グリーン水素は、海運産業が脱炭素化に向かう上で重要な役割を果たす可能性がある。電気分解によって製造される水素は二酸化炭素を排出せず、将来的には船舶用燃料として、あるいは合成燃料の主要な供給源として、世界中で広く利用できるようになる可能性がある。
もちろん、代替燃料の選択肢は水素だけではない。バイオ燃料(植物原料や動物の排泄物から作られる燃料)もそのひとつだ。しかし、これらは持続可能な生産が限られている一方で、他の分野での利用が数多く計画されている。
再生可能な電力で充電するバッテリーも選択肢のひとつだ。
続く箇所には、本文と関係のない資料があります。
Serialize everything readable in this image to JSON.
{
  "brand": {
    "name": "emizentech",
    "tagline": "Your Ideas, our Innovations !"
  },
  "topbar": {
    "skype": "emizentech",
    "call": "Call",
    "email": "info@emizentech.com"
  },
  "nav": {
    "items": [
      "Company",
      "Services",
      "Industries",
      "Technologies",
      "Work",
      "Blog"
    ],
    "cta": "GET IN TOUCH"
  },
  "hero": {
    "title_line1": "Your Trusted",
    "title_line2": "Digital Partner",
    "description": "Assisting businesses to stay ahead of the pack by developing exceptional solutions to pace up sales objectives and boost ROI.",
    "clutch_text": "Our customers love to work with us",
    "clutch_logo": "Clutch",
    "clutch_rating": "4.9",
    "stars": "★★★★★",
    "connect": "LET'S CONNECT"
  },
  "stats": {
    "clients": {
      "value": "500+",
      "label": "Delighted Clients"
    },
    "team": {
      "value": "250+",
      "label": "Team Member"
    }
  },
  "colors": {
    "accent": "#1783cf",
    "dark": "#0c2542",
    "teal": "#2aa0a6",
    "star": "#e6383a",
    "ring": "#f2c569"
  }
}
大洋を横断するような大型船は、バッテリーだけで航行するにはあまりに多くのバッテリーを必要とするだろう。
しかし、使用される水素の95%以上は、化石燃料を使って製造されている。実際、世界の天然ガスの6%と石炭の2%が水素製造に使われている。このような水素は、船舶の動力源として使用することができ、船舶自体からの排出はゼロであるが、水素の製造に化石燃料が使用されているため、低炭素ではないことは明らかである。
しかし、水素は化石燃料を使わずに製造することもできる。再生可能エネルギーを使って、電気分解と呼ばれるプロセスで水を分解するのだ。このプロセスは高価であり、現在このプロセスで製造される水素はわずか0.1%に過ぎない。